宋嬷嬷拈起一块核桃仁放在口中嚼着,打量着卫岑脸上的笑容,心底已经盘算好了,要怎么告诉她碧螺的事。
“这核桃烘得不错,”宋嬷嬷点头赞许道,“核桃仁又酥又脆,让人吃后满口余香。”
那当然了!
卫岑有些暗暗得意道。
这可是她娘特意从邻居家的远亲手里,买的山货。

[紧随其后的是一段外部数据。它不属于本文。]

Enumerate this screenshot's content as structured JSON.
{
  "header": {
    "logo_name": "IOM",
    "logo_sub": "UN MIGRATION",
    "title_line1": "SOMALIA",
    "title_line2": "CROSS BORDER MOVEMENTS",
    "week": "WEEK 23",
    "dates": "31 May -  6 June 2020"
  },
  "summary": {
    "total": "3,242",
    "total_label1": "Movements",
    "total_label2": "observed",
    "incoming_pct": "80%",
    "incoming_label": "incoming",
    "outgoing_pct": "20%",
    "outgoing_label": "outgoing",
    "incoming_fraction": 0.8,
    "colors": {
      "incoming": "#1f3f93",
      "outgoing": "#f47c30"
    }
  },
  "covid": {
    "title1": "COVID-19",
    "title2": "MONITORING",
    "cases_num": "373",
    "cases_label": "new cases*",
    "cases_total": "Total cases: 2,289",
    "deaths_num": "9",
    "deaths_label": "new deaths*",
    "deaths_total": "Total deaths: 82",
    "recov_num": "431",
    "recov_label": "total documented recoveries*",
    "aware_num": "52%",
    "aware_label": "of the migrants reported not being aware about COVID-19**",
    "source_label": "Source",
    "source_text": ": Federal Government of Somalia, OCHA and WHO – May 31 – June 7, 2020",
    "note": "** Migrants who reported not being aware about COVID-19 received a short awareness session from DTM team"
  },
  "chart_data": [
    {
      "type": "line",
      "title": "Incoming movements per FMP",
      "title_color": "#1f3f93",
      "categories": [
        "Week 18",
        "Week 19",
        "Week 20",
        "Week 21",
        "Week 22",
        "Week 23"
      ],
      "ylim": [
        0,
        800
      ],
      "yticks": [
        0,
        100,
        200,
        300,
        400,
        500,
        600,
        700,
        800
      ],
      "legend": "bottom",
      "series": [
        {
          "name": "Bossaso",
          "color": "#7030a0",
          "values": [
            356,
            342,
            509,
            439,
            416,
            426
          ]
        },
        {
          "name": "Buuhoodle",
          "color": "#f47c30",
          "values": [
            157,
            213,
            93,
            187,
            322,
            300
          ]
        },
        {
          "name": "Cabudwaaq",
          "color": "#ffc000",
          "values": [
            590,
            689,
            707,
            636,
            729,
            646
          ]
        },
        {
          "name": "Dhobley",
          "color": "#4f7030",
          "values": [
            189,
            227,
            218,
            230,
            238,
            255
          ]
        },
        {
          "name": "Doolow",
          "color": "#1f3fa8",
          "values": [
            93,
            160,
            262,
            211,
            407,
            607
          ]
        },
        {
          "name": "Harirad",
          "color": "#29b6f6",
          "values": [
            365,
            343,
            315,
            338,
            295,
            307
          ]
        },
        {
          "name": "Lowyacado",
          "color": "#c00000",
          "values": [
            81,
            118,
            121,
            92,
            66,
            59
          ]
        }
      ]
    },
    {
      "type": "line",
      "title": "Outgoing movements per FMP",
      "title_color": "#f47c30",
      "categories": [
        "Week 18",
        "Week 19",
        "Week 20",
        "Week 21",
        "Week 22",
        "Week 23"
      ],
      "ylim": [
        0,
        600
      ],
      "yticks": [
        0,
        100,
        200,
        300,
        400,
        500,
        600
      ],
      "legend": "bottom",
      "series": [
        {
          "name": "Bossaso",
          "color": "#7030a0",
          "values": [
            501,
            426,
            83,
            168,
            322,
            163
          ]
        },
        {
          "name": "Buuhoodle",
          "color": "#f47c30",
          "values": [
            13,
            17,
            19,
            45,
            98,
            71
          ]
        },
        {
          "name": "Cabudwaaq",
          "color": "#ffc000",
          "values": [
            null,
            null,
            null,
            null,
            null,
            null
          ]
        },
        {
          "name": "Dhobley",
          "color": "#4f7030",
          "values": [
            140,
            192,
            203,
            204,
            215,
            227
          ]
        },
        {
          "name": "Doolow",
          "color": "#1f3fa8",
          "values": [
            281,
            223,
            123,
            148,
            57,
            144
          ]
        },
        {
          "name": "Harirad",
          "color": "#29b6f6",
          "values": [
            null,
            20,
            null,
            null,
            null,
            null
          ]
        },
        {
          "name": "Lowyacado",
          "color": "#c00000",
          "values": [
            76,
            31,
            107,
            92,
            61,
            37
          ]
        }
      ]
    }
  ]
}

也就是她娘疼她,将买来的核桃,让她舒舒服服地吃个够。
又想着她既是回家一趟,自然要带些什么小玩意,与院子里朝夕相处的众人打点打点关系。
她娘几乎是将家里大半的干核桃,都装进了她的包袱里,生怕不够分。
“嬷嬷喜欢吃,那我再替您敲几个!”
卫岑听宋嬷嬷对核桃赞不绝口,除了又侍奉着她喂了几口,又往提着包袱的碧霞口中塞了一块。
只是卫岑喂完碧霞核桃,才恍惚看见她手里的青皮素布包袱,转头问道:“碧霞姐姐这是要去哪里?”
宋嬷嬷见卫岑问起,还未来得及开口,就听悄悄红了眼圈的碧霞,吸着鼻子道:“阿橙,从今往后,你就住从前我与碧螺的那间屋子。我以后就与碧月一起住。”
原来是要她和碧霞换房间。
卫岑点点头,也没有太过在意,继续转过头敲着手里的核桃:“好端端的,怎么想起要和我换房间?难不成是碧月嫌我太聒噪,向嬷嬷您告状,不愿意和我一个屋子?”
她说话时的语调轻松,脸上也带着一丝笑,可心里却泛起了一丝酸涩。
卫岑也知道她平日里叽叽喳喳个不停,可是她也没有办法。
这里除了伺候主子,再做些打发时辰的针线活,几乎再无什么可以消遣的事做。
春夏时节,裴行衍的病不似冬日里那么严重,甚至还能出门走动走动。而她,也能得空在春和郡主那里,替她摘花摘叶,制一些胭脂水粉。
而每到了冬日,裴行衍就病得几乎出不了门。
她除了日日侍奉在他身边,就只能与院子里的丫头小厮们说说话,不能再乱跑。
宋嬷嬷见卫岑误会了碧霞的话,赶忙解释道:“没有这回事。只是这是世子爷的吩咐,说那屋子离正房近一些。”
卫岑这下更是奇了。
原来不是旁人嫌她话多聒噪,而是裴行衍的意思。
可她在这西耳房里住了两年多,碧霞与碧螺的东耳房就紧挨着正房东梢间,怎么忽想起折腾这事?
“阿橙,你先将你的铺盖衣裳收拾收拾,便去正房给世子爷请安吧,”宋嬷嬷不等卫岑开口,便已经定下换屋子的事,“我让人替你将东西都送去东耳房,等你见过世子爷,你就知道为何要换屋子了。”
卫岑见宋嬷嬷已经发话,只好放下手里的核桃,去收拾自己的铺盖衣裳。
去正房见裴行衍前,她提着小半包袱的核桃,进了小厨房的门。将核桃的做法,一一交代给厨房的苏妈妈,卫岑才往正房走。
外间院子里冷得出奇,卫岑一踏入正房,就被房里暖烘烘的热气一熏,当即就捂着口鼻,打了两个喷嚏。